C’est ce que l’on constate pour l’immobilier, notamment sur les logements et la logistique. Les centres commerciaux et les bureaux sont, quant à eux, en difficulté. Les premiers en raison de la croissance des ventes par le biais du digital alors que les seconds font face au télétravail. On estime d’ailleurs que les besoins en bureaux baisseront de 20 % en région parisienne.

Le rôle des banques centrales a été en partie redéfini par la crise. Quel est aujourd'hui leur champ d’action ? Que doit-on attendre d'elles ? La BCE se mettra-t-elle à racheter des actions, comme l’a fait la BoJ par exemple ?

À chaque crise le champ d’action des banques centrales n’a fait que s’étendre. Au début des années 2000, leur rôle était de contrôler les taux d’intérêt à court terme. Après la crise des subprimes, elles se sont mises à administrer les taux de long terme en rachetant des dettes publiques puis des obligations d’entreprises. Si cet objectif est officiellement inscrit dans les statuts de la banque centrale japonaise, ce n’est pas le cas de la BCE. Celle-ci peut le faire, mais sans le dire.

La Banque centrale européenne a vocation à contrôler les écarts de taux entre les pays cœur de la zone euro et les pays périphériques, ce qu’elle a fait par exemple avec le Pandemic Emergency Purchase Programme (PEPP). Concernant les rachats d’actions, le principal argument qui motiverait cette décision serait celui de l’efficacité de la transmission des politiques monétaires. Pour que celles-ci fonctionnent, il est essentiel que les marchés actions ne s’effondrent pas. La BCE y réfléchit. Progressivement les banques centrales seront de toute façon amenées à exercer un contrôle de plus en plus important sur notre économie. Et au bout du compte, elles contrôleront tout. Cela peut marquer la fin du prix d’équilibre des marchés. Les prix seront alors administrés par les banques centrales.
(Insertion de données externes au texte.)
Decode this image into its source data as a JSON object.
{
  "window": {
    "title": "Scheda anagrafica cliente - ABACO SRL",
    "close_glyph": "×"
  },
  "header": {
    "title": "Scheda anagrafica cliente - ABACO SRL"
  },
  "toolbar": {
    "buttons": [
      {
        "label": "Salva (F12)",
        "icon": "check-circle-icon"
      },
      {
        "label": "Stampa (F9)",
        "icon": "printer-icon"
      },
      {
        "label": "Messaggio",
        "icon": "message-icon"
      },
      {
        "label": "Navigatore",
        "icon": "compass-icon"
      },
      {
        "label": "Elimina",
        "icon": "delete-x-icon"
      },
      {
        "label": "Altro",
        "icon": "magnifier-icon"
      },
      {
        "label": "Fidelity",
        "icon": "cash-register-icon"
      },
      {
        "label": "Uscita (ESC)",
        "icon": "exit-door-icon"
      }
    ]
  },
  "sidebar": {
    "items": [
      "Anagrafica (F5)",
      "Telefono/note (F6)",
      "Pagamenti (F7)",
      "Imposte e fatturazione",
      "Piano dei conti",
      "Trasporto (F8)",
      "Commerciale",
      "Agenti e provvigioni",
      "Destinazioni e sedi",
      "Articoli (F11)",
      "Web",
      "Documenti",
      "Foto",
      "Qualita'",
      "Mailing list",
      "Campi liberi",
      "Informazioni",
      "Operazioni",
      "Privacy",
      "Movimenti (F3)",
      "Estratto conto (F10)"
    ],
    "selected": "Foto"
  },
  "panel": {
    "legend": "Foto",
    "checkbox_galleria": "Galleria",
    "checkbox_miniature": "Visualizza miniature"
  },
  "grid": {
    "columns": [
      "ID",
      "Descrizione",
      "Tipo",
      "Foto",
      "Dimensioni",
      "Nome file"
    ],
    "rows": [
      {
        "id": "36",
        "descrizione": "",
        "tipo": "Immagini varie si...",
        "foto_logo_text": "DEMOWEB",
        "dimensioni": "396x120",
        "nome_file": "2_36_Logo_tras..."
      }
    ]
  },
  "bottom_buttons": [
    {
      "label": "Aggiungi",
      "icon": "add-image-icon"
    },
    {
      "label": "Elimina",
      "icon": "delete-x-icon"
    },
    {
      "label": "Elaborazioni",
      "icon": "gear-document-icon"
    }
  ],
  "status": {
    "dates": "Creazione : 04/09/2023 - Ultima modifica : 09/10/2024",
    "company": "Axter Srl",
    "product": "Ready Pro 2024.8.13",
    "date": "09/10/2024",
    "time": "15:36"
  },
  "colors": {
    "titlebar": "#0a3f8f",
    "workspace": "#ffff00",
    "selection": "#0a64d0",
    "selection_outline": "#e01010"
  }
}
"Le problème des émissions de Co2 est mondial. C’est la croissance dans les pays émergents qui pose véritablement question" 
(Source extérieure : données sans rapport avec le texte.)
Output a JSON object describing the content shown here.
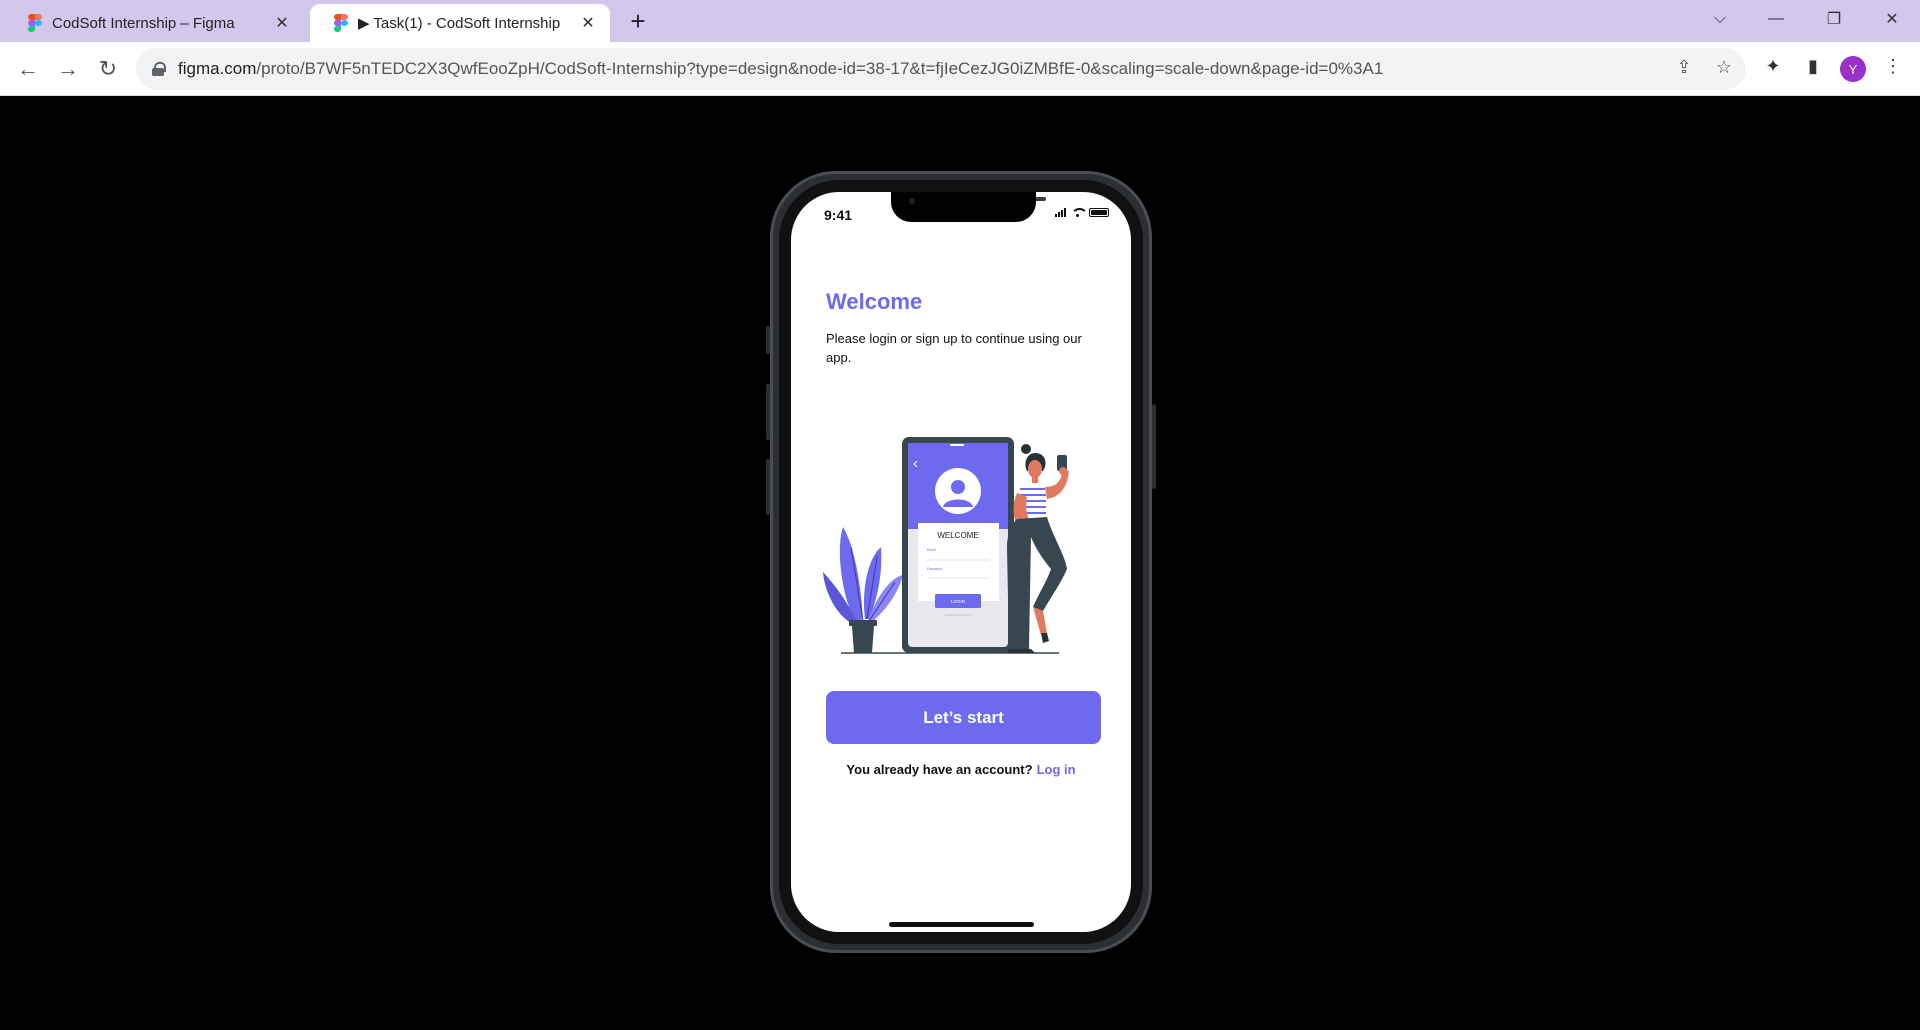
{
  "browser": {
    "tabs": [
      {
        "title": "CodSoft Internship – Figma",
        "active": false
      },
      {
        "title": "▶ Task(1) - CodSoft Internship",
        "active": true
      }
    ],
    "new_tab_label": "+",
    "close_glyph": "✕",
    "window_controls": {
      "tab_search": "⌵",
      "minimize": "—",
      "restore": "❐",
      "close": "✕"
    },
    "nav": {
      "back": "←",
      "forward": "→",
      "reload": "↻"
    },
    "url_host": "figma.com",
    "url_path": "/proto/B7WF5nTEDC2X3QwfEooZpH/CodSoft-Internship?type=design&node-id=38-17&t=fjIeCezJG0iZMBfE-0&scaling=scale-down&page-id=0%3A1",
    "toolbar_icons": {
      "share": "⇪",
      "bookmark": "☆",
      "extensions": "✦",
      "side_panel": "▮"
    },
    "profile_initial": "Y"
  },
  "phone": {
    "status_time": "9:41",
    "title": "Welcome",
    "subtitle": "Please login or sign up to continue using our app.",
    "illustration": {
      "screen_heading": "WELCOME",
      "email_label": "Email",
      "password_label": "Password",
      "login_label": "LOGIN"
    },
    "primary_button": "Let’s start",
    "login_prompt": "You already have an account?",
    "login_link": "Log in"
  },
  "colors": {
    "accent": "#6e6af0",
    "tab_strip": "#d3c7ec",
    "profile": "#9b2fc9"
  }
}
Économistes, politiques, entrepreneurs … tous parlent du monde d’après. Est-ce utopique ? Peut-on allier croissance économique et transition écologique ? La décroissance est-elle inévitable ?

Les efforts qui sont faits en Europe en faveur de l’efficacité énergétique ne suffisent pas à remplir les objectifs européens, c’est-à-dire à parvenir à zéro émission nette de Co2 en 2050. Ces émissions augmentent actuellement de 3 points de moins que le PIB. Nous devrions arriver à 5 points de moins pour réussir cette transition. Deux solutions pourraient nous permettre d’y répondre : le progrès technique – mais personne n’a encore la réponse - ou la décroissance. N’oublions pas que le problème des émissions de Co2 est mondial. C’est la croissance dans les pays émergents qui pose véritablement question. Si la Chine fait des efforts, ce n’est pas le cas de l’Inde. Il sera nécessaire d’établir un dialogue constructif avec eux, peut-être même de les aider à financer cette transition.
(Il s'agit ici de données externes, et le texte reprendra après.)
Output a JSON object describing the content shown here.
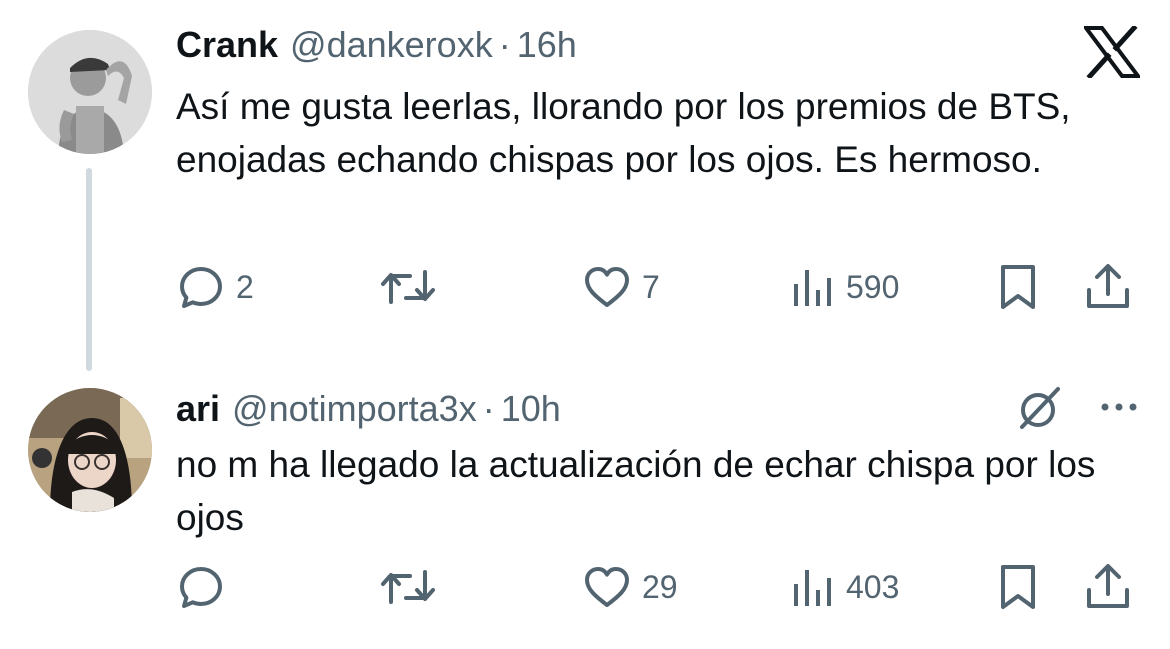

Quelles sont vos convictions d'investissement pour les prochaines années ? Quelles sont les classes d'actifs qui pourraient profiter de l'accroissement de la taille des bilans des banques centrales ? Le marché de l'immobilier est-il aujourd'hui surévalué ?  

Un bull market se créé, tiré par les liquidités abondantes. Le marché immobilier résidentiel et la logistique vont en profiter. De même que les marchés actions et les obligations d’entreprises.

Les banques centrales sont condamnées à maintenir des taux bas même en cas de reprise de l’inflation. Si elles lâchent, les bulles risquent d’exploser.

Estimez-vous que les pays émergents soient en danger ?

On a fabriqué une crise épouvantable sur ces marchés, essentiellement au Moyen-Orient, en Afrique et en Amérique latine. En période de forte incertitude, les investisseurs rapatrient leurs capitaux des pays émergents, ce qui placent ces derniers en récession car ils ne peuvent plus financer leur économie. Il est indispensable de contrôler les capitaux et de faire en sorte que les investisseurs s’y positionnent sur le long terme.